Scientific Datasets Are Broken. We’re Fixing Them.

1 minute read

Published:

Last quarter, I started extracting datasets from published scientific papers to automate systematic reviews at Revv Research. I was surprised by the number of errors in published reviews — and this is at the very end of the pipeline, just copying from already published papers.

The errors upstream are far worse. Science Detective built software to scan Dryad for duplicate data blocks that shouldn’t exist, and found serious copy-paste errors in roughly 3% of the first 600 datasets scanned. Extrapolated across Dryad’s ~24,000 datasets, that’s an estimated 700+ compromised records. 15 cases have been posted to PubPeer.

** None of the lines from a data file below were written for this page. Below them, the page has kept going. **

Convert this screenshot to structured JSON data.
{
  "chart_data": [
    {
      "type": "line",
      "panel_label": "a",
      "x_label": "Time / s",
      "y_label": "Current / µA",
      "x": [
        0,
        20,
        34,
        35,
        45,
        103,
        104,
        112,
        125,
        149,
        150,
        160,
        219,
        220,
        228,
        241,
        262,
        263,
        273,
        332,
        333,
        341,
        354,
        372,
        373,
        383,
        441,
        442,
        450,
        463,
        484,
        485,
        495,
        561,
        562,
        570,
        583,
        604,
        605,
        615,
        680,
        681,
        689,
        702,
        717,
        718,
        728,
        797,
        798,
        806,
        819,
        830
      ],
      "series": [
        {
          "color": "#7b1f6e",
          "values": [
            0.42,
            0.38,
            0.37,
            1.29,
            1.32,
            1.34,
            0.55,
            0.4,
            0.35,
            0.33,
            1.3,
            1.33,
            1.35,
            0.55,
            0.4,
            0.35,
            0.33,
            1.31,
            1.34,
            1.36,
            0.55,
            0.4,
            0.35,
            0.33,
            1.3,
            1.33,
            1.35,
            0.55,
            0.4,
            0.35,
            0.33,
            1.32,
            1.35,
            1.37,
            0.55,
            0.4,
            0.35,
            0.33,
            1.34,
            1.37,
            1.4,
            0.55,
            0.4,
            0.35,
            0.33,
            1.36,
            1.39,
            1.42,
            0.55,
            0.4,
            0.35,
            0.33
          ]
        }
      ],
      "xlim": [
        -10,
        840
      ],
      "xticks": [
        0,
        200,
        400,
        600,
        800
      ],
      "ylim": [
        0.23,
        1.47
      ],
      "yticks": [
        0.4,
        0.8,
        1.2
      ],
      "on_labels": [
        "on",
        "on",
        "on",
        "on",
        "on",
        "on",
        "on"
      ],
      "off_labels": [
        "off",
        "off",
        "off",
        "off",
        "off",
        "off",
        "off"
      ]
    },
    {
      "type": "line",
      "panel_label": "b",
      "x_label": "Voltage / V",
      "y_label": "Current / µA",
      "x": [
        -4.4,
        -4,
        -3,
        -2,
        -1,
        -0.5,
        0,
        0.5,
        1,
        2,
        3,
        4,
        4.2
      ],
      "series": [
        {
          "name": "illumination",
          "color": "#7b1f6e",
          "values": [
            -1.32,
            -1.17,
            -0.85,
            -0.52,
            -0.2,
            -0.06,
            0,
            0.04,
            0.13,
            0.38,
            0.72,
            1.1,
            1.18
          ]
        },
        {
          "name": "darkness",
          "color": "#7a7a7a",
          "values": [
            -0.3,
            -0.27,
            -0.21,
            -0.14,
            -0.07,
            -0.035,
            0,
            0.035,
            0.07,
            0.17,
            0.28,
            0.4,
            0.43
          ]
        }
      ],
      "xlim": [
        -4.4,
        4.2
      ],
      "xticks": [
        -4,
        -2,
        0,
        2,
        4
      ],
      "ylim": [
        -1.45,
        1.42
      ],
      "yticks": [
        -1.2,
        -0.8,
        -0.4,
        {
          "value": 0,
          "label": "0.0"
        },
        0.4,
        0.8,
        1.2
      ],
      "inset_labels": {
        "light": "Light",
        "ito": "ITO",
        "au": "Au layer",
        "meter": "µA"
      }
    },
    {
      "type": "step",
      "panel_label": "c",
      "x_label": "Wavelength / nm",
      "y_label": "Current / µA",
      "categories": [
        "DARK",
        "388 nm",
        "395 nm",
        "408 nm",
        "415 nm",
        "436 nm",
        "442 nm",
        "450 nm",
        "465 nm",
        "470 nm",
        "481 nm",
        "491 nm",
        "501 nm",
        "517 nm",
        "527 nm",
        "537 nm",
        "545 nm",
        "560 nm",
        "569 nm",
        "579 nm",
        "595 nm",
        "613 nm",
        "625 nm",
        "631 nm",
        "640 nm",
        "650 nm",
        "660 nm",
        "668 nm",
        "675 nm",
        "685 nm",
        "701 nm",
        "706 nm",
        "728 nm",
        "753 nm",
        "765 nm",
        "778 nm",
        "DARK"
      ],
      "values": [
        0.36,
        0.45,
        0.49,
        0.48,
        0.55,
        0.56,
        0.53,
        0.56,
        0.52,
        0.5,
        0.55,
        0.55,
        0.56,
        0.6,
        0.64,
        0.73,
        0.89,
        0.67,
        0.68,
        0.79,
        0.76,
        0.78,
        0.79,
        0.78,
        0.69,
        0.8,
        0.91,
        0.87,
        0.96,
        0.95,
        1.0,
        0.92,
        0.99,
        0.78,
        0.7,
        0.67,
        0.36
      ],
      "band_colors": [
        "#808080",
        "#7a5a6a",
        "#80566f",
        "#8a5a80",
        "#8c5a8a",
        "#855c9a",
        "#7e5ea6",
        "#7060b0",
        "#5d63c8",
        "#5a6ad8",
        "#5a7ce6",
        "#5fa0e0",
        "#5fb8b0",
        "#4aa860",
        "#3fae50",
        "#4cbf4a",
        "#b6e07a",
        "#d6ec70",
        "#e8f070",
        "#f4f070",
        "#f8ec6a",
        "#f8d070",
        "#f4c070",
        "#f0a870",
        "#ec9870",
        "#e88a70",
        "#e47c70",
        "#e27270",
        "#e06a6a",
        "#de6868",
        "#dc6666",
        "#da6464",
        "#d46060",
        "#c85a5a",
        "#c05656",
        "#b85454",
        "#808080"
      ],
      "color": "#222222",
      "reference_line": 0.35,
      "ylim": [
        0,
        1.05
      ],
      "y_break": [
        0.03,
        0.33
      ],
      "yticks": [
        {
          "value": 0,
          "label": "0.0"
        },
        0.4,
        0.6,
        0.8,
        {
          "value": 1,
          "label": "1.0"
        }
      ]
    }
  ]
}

One paper has already been retracted.

Take this example: the landmark 2016 Cell paper “Gut Microbiota Regulate Motor Deficits and Neuroinflammation in a Model of Parkinson’s Disease” argued that gut bacteria drive Parkinson’s-like symptoms in mice. Science Detective found identical sequences of data copied between different experimental groups — duplicated rows made up 50% of SPF samples and 42% of ExGF samples in the adhesive removal test.

With TablePage, I’m hoping to prevent this in the future — we extract datasets from papers and make them live, structured, and citable. Here’s that previous dataset, extracted and structured on TablePage:

When data lives in a structured, queryable format like this, these errors become findable. When it’s trapped in a PDF, they’re invisible.